Between doctor visits, taking meds and logging vital signs there is lots of time left over to catch up on all the things I don’t have enough time for in my normal life.

  • Prayer
  • Talking with my dear sisters… both the biological ones and the ones I’ve come to know and love from all the places we’ve lived
  • Getting to know nurses
  • Reading
  • Ballet training

Please pray…

  • Healing form the infection
  • That I can keep the port I have.
  • Intestinal… soundness…

9 thoughts

  1. We’ll pray for these things and everything you and you family needs. Push it out as strong as you can! Muchos besos desde Madrid y mejorate pronto.

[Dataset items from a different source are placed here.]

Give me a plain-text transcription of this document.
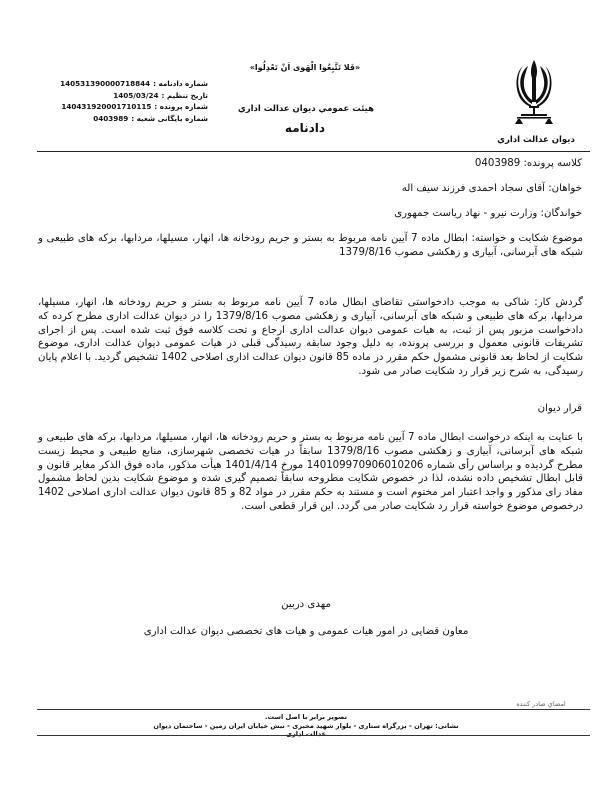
ديوان عدالت اداري
«فَلا تَتَّبِعُوا الْهَوى اَنْ تَعْدِلُوا»
هيئت عمومي ديوان عدالت اداري
دادنامه
شماره دادنامه :
140531390000718844
تاریخ تنظیم :
1405/03/24
شماره پرونده :
140431920001710115
شماره بایگانی شعبه :
0403989
کلاسه پرونده: 0403989
خواهان: آقای سجاد احمدی فرزند سیف اله
خواندگان: وزارت نیرو - نهاد ریاست جمهوری
موضوع شکایت و خواسته: ابطال ماده 7 آیین نامه مربوط به بستر و حریم رودخانه ها، انهار، مسیلها، مردابها، برکه های طبیعی و شبکه های آبرسانی، آبیاری و زهکشی مصوب 1379/8/16
گردش کار: شاکی به موجب دادخواستی تقاضای ابطال ماده 7 آیین نامه مربوط به بستر و حریم رودخانه ها، انهار، مسیلها، مردابها، برکه های طبیعی و شبکه های آبرسانی، آبیاری و زهکشی مصوب 1379/8/16 را در دیوان عدالت اداری مطرح کرده که دادخواست مزبور پس از ثبت، به هیات عمومی دیوان عدالت اداری ارجاع و تحت کلاسه فوق ثبت شده است. پس از اجرای تشریفات قانونی معمول و بررسی پرونده، به دلیل وجود سابقه رسیدگی قبلی در هیات عمومی دیوان عدالت اداری، موضوع شکایت از لحاظ بعد قانونی مشمول حکم مقرر در ماده 85 قانون دیوان عدالت اداری اصلاحی 1402 تشخیص گردید. با اعلام پایان رسیدگی، به شرح زیر قرار رد شکایت صادر می شود.
قرار دیوان
با عنایت به اینکه درخواست ابطال ماده 7 آیین نامه مربوط به بستر و حریم رودخانه ها، انهار، مسیلها، مردابها، برکه های طبیعی و شبکه های آبرسانی، آبیاری و زهکشی مصوب 1379/8/16 سابقاً در هیات تخصصی شهرسازی، منابع طبیعی و محیط زیست مطرح گردیده و براساس رأی شماره 140109970906010206 مورخ 1401/4/14 هیأت مذکور، ماده فوق الذکر مغایر قانون و قابل ابطال تشخیص داده نشده، لذا در خصوص شکایت مطروحه سابقاً تصمیم گیری شده و موضوع شکایت بدین لحاظ مشمول مفاد رای مذکور و واجد اعتبار امر مختوم است و مستند به حکم مقرر در مواد 82 و 85 قانون دیوان عدالت اداری اصلاحی 1402 درخصوص موضوع خواسته قرار رد شکایت صادر می گردد. این قرار قطعی است.
مهدی دربین
معاون قضایی در امور هیات عمومی و هیات های تخصصی دیوان عدالت اداری
امضاي صادر كننده
تصویر برابر با اصل است.
نشانی: تهران - بزرگراه ستاری - بلوار شهید مخبری - نبش خیابان ایران زمین - ساختمان دیوان عدالت اداری
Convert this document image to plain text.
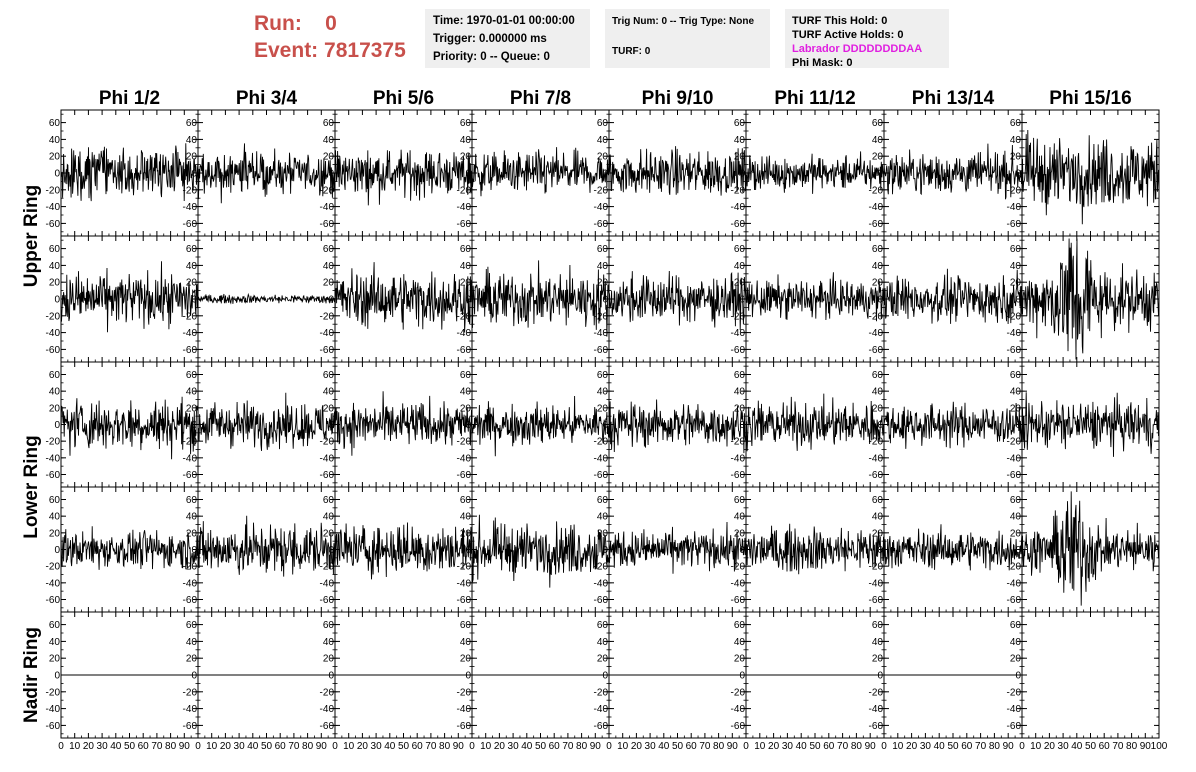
Run: 0
Event: 7817375
Time: 1970-01-01 00:00:00
Trigger: 0.000000 ms
Priority: 0 -- Queue: 0
Trig Num: 0 -- Trig Type: None
TURF: 0
TURF This Hold: 0
TURF Active Holds: 0
Labrador DDDDDDDDAA
Phi Mask: 0
Phi 1/2	Phi 3/4	Phi 5/6	Phi 7/8	Phi 9/10	Phi 11/12	Phi 13/14	Phi 15/16
Upper Ring
Lower Ring
Nadir Ring
-60
-40
-20
0
20
40
60
-60
-40
-20
0
20
40
60
-60
-40
-20
0
20
40
60
-60
-40
-20
0
20
40
60
-60
-40
-20
0
20
40
60
-60
-40
-20
0
20
40
60
-60
-40
-20
0
20
40
60
-60
-40
-20
0
20
40
60
-60
-40
-20
0
20
40
60
-60
-40
-20
0
20
40
60
-60
-40
-20
0
20
40
60
-60
-40
-20
0
20
40
60
-60
-40
-20
0
20
40
60
-60
-40
-20
0
20
40
60
-60
-40
-20
0
20
40
60
-60
-40
-20
0
20
40
60
-60
-40
-20
0
20
40
60
-60
-40
-20
0
20
40
60
-60
-40
-20
0
20
40
60
-60
-40
-20
0
20
40
60
-60
-40
-20
0
20
40
60
-60
-40
-20
0
20
40
60
-60
-40
-20
0
20
40
60
-60
-40
-20
0
20
40
60
-60
-40
-20
0
20
40
60
-60
-40
-20
0
20
40
60
-60
-40
-20
0
20
40
60
-60
-40
-20
0
20
40
60
-60
-40
-20
0
20
40
60
-60
-40
-20
0
20
40
60
-60
-40
-20
0
20
40
60
-60
-40
-20
0
20
40
60
-60
-40
-20
0
20
40
60
0 10 20 30 40 50 60 70 80 90
-60
-40
-20
0
20
40
60
0 10 20 30 40 50 60 70 80 90
-60
-40
-20
0
20
40
60
0 10 20 30 40 50 60 70 80 90
-60
-40
-20
0
20
40
60
0 10 20 30 40 50 60 70 80 90
-60
-40
-20
0
20
40
60
0 10 20 30 40 50 60 70 80 90
-60
-40
-20
0
20
40
60
0 10 20 30 40 50 60 70 80 90
-60
-40
-20
0
20
40
60
0 10 20 30 40 50 60 70 80 90
-60
-40
-20
0
20
40
60
0 10 20 30 40 50 60 70 80 90 100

  2. As I read about the Israelites grumbling in Numbers, I thank God for your joy in the midst of pain and each new thing that comes up! May your Joy be contagious and a witness to all those who come in contact with you!
    “But let all who take refuge in you be glad, let them ever sing for joy. Spread your protection over them, that those who love your name rejoice in you. For surely, O Lord, you bless the righteous, you surround them with your favor as with a shield.” Psalm 5: 11-12

    Liked by 1 person

  3. Heidi, I had a PowerPort in place until just over a month ago. I relate with everything you said about the initial placement, including the child head bonks, and my youngest was already three at the time, and I often thought what a mercy it was that she was at least that old to avoid more frequent threats. I will pray that the infection clears that you can keep this port while you need it! (I sometimes told my husband that the real reason it was called a “PowerPort” was because I would often joke that if I wanted to get my way/get away with something, I would just flash my port at the necessary party, because really, how can you refuse someone who has a port? I never actually attempted that strategy, though! I also told my husband right after surgery that his wife was now “hot (as ever 😉 ) …with an accessory!” May the Lord grant you healing and continue to allow you to maximize your hospital “vacation” from normal responsibilities while keeping connected to your precious babies through this season.


  4. Oh, my, how lovely you look even in scrubs!! Elegance and line are your ballet strong points no matter what you wear. I am so thankful for the multiple updates complete with pictures… it keeps it real and less “scary” when I am not there with you.